Okay, so I found where I'm actually using this. In general, you want to know what you are looking for already but you can experiment in a workflow by taking apart the map:
Assuming 'foo' is your java.util.Map returned object, and barring that I am bad at javascript today and you should not use this for anything more than just browsing:
This will give you the key names in the map:
var fooKeys = Object.keys(foo);
System.log(fooKeys);
This will just output stuff from it, and I know there is a better way to do this and I'm just blanking on it:
for(i in fooKeys){
System.log('Key Name: ' + fooKeys[i]);
System.log('Value: ' + foo[fooKeys[i]]);
}
In general, you're trying to put together an updated or new map depending on what you are calling, and the contents of that will vary based on what you are up to. In my case I'm using this to update blueprint component properties, so I'm creating new maps out of the existing structures and calling them in updateBlueprintComponentProperties
Thanks so much for the detailed reply. Yeah, I tried you code
var fooKeys = Object.keys(foo);
System.log(fooKeys);
But, the output is weird, that is "[Add vCAC VirtualMachine disk v1 (2/20/17 01:32:09)] " ,
In fact, What I want to do is to request the built-in vRA action "Reconfigure" to add disk to a VM. I want to customize my request data,
so I want to get the request template first and set the request data, which is the java.util.map type in vRO.
var requestTemplate = vCACCAFERequestsHelper.getRequestForResourceAction(resourceAction);
System.log("requestTemplate: " + requestTemplate);
var requestTemplateData = requestTemplate.getData();
System.log("requestTemplateData: " + requestTemplateData);
With the Above code, I can saw the requestTemplate details, but can not saw any details about RequestTemplateData . So I am almost confused.
Sadly I'm failing to find any working resource actions to test this with (and it doesn't help that my test env's vro blew up), but I did find:
"Request a resource action with a request template" which is an example workflow in vRO.
It's looking like you want:
//Operation is a thing that the workflow started with, unsure what it would be. You can probably skip it if you already have a way to find your resource request.
var requestTemplate = vCACCAFERequestsHelper.getRequestForResourceAction(operation)

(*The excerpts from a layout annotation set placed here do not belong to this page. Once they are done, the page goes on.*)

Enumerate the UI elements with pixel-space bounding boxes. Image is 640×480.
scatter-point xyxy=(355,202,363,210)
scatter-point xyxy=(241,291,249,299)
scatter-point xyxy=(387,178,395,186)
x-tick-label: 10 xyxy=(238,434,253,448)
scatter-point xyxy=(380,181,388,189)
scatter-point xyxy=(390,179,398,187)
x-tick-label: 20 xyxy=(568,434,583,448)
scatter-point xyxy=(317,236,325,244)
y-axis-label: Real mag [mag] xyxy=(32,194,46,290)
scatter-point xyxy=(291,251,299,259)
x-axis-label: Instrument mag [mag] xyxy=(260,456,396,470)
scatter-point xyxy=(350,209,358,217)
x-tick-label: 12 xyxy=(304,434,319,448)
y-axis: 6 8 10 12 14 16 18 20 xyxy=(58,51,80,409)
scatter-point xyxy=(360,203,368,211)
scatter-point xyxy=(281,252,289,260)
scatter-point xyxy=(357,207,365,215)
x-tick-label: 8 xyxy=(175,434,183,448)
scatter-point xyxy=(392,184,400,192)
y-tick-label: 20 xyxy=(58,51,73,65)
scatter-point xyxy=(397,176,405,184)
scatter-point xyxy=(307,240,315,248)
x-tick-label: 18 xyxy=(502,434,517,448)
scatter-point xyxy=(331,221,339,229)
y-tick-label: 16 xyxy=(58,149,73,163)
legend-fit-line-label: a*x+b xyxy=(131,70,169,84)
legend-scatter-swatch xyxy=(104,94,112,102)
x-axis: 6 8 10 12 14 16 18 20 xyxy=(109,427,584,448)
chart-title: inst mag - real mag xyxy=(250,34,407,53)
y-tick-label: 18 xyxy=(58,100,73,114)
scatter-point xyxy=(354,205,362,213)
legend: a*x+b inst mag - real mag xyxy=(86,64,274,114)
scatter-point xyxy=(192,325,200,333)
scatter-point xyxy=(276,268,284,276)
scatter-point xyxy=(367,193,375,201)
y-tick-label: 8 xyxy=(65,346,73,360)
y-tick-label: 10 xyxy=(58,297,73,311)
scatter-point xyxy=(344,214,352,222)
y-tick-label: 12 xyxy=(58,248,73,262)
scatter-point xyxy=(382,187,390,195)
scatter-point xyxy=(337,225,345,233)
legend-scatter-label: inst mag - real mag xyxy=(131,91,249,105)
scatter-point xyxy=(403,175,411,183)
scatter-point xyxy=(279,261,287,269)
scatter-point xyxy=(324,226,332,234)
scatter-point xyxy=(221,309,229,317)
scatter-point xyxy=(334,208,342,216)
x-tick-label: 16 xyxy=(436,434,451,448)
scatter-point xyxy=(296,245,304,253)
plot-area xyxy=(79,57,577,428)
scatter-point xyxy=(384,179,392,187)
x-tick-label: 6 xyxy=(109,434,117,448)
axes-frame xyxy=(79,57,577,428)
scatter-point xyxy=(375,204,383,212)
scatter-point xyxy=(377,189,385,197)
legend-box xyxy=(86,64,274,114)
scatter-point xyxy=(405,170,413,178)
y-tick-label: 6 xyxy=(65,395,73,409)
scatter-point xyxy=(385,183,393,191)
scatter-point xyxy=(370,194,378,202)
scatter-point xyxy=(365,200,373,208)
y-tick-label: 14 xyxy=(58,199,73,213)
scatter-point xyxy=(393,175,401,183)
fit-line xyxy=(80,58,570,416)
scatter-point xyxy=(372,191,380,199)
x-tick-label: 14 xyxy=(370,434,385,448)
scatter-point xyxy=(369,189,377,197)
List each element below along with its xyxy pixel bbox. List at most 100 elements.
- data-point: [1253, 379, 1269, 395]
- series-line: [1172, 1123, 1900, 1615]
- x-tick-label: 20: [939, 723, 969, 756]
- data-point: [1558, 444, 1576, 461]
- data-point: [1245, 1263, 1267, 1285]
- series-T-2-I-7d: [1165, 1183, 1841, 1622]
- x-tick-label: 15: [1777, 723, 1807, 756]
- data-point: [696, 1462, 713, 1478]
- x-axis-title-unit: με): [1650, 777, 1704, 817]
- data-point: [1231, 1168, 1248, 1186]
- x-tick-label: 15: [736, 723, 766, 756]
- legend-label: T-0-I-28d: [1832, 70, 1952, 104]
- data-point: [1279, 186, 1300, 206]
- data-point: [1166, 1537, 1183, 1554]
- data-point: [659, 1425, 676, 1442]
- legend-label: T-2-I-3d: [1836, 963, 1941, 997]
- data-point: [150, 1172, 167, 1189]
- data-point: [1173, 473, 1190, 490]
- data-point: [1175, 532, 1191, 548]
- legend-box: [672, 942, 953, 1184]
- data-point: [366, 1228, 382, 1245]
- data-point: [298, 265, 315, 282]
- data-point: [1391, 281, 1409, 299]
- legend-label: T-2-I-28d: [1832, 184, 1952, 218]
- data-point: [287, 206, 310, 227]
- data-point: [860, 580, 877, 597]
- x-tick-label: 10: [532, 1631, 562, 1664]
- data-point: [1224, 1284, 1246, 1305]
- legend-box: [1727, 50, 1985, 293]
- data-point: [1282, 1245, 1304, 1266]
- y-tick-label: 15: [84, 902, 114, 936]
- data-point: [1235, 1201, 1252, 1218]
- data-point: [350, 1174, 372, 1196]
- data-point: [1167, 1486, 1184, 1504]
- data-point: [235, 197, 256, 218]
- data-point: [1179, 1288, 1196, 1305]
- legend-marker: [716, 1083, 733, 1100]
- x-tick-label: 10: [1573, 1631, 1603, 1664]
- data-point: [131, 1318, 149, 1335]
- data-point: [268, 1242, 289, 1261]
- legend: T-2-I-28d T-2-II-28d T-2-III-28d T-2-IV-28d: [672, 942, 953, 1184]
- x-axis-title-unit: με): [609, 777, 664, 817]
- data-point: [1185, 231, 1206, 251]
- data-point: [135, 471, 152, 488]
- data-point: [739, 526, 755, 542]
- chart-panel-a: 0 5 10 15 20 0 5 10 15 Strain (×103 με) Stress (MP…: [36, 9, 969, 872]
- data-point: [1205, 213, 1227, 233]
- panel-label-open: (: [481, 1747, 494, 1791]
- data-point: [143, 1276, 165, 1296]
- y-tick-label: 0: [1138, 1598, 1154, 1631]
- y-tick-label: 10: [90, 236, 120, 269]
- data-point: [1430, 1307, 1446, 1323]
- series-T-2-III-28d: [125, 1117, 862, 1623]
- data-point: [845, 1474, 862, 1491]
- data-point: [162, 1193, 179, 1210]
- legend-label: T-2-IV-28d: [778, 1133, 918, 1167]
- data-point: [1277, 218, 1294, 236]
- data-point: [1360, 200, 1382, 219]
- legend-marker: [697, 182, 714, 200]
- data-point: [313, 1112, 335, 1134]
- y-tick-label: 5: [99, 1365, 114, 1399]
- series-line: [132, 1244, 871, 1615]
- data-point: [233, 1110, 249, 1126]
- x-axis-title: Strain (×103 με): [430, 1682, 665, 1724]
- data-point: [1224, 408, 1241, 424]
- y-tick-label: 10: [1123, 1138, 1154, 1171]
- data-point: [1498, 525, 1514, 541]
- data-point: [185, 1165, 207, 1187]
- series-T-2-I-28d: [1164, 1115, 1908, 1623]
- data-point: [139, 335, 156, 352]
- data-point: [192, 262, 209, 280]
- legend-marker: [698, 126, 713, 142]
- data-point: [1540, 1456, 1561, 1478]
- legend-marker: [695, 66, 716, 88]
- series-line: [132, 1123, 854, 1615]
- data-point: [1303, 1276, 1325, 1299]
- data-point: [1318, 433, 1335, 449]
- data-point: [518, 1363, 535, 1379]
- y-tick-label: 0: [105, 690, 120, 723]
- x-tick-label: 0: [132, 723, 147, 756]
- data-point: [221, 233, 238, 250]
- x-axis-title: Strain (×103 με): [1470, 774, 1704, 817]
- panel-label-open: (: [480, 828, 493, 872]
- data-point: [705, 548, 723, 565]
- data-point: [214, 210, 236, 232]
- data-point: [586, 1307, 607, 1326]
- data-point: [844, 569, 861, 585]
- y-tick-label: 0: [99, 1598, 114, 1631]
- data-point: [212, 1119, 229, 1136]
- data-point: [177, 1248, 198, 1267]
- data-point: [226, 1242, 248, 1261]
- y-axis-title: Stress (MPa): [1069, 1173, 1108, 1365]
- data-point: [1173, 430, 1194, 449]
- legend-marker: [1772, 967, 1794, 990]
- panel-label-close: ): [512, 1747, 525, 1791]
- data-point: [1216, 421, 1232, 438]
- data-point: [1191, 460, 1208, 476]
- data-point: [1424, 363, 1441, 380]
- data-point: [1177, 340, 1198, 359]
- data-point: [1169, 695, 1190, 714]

//This is the part you were missing, and is one of those hilarious vra-isms:
var jsonData = vCACCAFERequestsHelper.getResourceActionRequestData(requestTemplate);
var json = JSON.parse(jsonData);
//Change cpu example
json.cpu = 2;
//Apparently you just need to do this, vra-ism:
json["Cafe.Shim.VirtualMachine.Reconfigure.Requestor"] = 1;
//This puts everything back in the right format:
vCACCAFERequestsHelper.setResourceActionRequestData(requestTemplate, JSON.stringify(json));
//And this actually says go do the work:
request = System.getModule("com.vmware.library.vcaccafe.request").requestResourceActionWithRequestTemplate(operation, requestTemplate);
In general the challenge with a lot of vRA stuff is that so much of it is figuring out what the heck the data format you got back was, and how to convert it back and forth to usable formats. But thankfully you can crib a lot by some creative searches through other workflows and actions. All credit to VMWare on this one, I didn't come up with any of that code.